Pero, ¿cómo saliste adelante?. Ah... no te permitían ver al niño si no la dejabas...

¡desgraciados! . Aunque no es malo luchar por algo, por alguien. Salud, amiga... por

nosotras... las veteranas sobrevivientes de la guerra. ¿No estamos envejecidas

antes de tiempo, arrugadas, las carnes sueltas...?. Cicatrices por dentro y por

fuera. Aunque no todo son marcas y heridas... tenemos nuestras condecoraciones

de combate... No pongas esa cara... ¿acaso no te acuerdas?. Mira, espera a que me

saque la blusa... ¿que te parece?. Aquí, en el costado, ¿lo ves?, todavía tengo el

tatuaje que nos mandaba a estampar Francisco cuando pasábamos la prueba para

ingresar al grupo Alacrán. El dibujo del bichito, ése, del pequeño escorpión... Mira,

aquí lo tengo, dame tu mano, tócalo... ¿Y el tuyo? ... ¿Dónde? ... ¿A ver? ... Lo tienes

en la parte de arriba del glúteo derecho. Se te ve precioso... Qué suave tienes la

piel..., idéntica como en esos años. Me da nervios sentirte tan cerca, tan familiar,

tan tibia, y el aroma de tu perfume que me da la sensación de estar en el grupo

con ellos, transportada hacia el pasado... Hace tiempo que no acaricio ni me

acarician... y lo necesito con desesperación... ¿Te sientes igual?. ¿Te sientes sola?.

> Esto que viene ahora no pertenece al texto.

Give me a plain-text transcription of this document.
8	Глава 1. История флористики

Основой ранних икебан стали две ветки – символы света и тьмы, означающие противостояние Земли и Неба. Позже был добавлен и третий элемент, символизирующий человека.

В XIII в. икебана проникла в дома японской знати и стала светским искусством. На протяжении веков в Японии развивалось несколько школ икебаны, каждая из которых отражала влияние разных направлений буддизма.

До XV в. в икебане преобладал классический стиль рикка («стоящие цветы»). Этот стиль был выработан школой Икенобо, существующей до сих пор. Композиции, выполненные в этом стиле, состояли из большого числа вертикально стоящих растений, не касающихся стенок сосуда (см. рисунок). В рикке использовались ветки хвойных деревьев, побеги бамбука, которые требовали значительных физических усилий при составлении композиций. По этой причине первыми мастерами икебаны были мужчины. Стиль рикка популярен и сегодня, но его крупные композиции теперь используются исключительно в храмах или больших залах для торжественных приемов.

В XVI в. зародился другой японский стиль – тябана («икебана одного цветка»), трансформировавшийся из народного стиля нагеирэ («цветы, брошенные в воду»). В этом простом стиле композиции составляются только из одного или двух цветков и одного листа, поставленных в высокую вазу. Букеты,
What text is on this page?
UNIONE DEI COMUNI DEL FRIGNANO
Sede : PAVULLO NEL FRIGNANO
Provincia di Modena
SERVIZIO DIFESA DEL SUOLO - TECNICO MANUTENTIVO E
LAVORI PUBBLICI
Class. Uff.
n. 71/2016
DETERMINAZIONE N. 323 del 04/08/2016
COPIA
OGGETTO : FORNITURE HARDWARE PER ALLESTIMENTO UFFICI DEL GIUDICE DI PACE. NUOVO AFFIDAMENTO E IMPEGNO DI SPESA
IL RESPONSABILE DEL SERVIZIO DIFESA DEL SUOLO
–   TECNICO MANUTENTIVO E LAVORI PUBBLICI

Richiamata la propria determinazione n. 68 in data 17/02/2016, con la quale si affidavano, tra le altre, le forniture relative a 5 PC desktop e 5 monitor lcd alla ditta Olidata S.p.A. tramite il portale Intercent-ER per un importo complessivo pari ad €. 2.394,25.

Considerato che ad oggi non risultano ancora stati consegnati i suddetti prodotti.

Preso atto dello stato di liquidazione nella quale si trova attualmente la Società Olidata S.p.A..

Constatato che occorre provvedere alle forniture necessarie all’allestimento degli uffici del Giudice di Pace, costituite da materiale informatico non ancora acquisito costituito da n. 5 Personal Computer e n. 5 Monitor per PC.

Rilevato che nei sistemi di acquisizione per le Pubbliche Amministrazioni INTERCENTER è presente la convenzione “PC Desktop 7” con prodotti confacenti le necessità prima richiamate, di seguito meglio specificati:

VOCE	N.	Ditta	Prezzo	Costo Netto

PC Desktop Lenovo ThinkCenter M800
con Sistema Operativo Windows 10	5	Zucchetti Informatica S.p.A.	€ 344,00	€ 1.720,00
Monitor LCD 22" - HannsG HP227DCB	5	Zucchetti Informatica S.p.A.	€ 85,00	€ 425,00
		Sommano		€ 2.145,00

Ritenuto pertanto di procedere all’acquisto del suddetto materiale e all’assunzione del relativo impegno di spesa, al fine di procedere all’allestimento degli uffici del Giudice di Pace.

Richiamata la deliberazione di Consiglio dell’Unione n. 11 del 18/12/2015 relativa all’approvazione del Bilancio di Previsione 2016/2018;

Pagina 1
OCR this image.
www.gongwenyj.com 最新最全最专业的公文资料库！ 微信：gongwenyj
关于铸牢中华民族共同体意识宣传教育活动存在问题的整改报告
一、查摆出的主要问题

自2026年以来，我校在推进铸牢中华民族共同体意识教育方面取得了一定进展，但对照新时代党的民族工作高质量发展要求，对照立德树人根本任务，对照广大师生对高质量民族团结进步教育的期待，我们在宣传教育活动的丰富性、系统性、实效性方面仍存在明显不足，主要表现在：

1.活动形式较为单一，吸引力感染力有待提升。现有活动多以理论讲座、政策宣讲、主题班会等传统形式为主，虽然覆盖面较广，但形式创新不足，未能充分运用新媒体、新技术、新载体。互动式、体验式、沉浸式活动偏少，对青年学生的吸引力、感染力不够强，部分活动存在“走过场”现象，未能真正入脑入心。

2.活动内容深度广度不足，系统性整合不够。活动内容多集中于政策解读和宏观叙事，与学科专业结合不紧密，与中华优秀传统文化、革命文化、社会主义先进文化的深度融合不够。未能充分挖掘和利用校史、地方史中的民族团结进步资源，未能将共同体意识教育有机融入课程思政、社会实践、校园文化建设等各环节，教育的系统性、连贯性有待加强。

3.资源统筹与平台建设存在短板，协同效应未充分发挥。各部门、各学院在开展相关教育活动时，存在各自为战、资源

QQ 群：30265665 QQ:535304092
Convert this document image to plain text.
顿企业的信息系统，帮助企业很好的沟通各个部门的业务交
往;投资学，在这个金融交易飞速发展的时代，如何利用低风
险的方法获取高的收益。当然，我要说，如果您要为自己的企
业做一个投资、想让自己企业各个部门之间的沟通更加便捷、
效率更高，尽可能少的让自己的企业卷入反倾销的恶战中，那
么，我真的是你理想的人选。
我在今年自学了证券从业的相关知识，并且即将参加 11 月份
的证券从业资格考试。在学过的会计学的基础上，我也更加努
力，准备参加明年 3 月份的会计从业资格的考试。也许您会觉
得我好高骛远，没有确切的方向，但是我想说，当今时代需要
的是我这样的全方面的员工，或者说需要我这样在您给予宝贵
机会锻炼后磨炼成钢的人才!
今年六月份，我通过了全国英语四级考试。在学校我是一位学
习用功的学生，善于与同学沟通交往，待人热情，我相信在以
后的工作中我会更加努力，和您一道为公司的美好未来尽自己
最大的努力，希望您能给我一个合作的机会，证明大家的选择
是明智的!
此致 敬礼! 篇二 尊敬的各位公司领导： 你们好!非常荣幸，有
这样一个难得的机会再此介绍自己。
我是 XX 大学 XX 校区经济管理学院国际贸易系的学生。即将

Yo también... y con una tremenda falta de amor. ¿Quieres besarme?. Hazlo, por

favor. Bésame, mi vida. Hagámoslo juntas. No tenemos nada que pedirles a esa

mierda de hombres. ¿Quieres que te bese los pechos? ... ... ... ¿Te gusta?. Goza,

cariño... ... goza. ¿Y ahí?, ¿te gusta que acaricie tu cosita? ... ... goza, goza... ¡qué

delicioso el olor de tu líquido que me impregna los dedos! ... ... ¿te vas a ir?, ándate,

ándate libremente, después tú me harás lo mismo, ¿verdad? ... ... ... ¡Qué

experiencia fantástica! ... ¿se lo contaremos a las chicas del grupo?.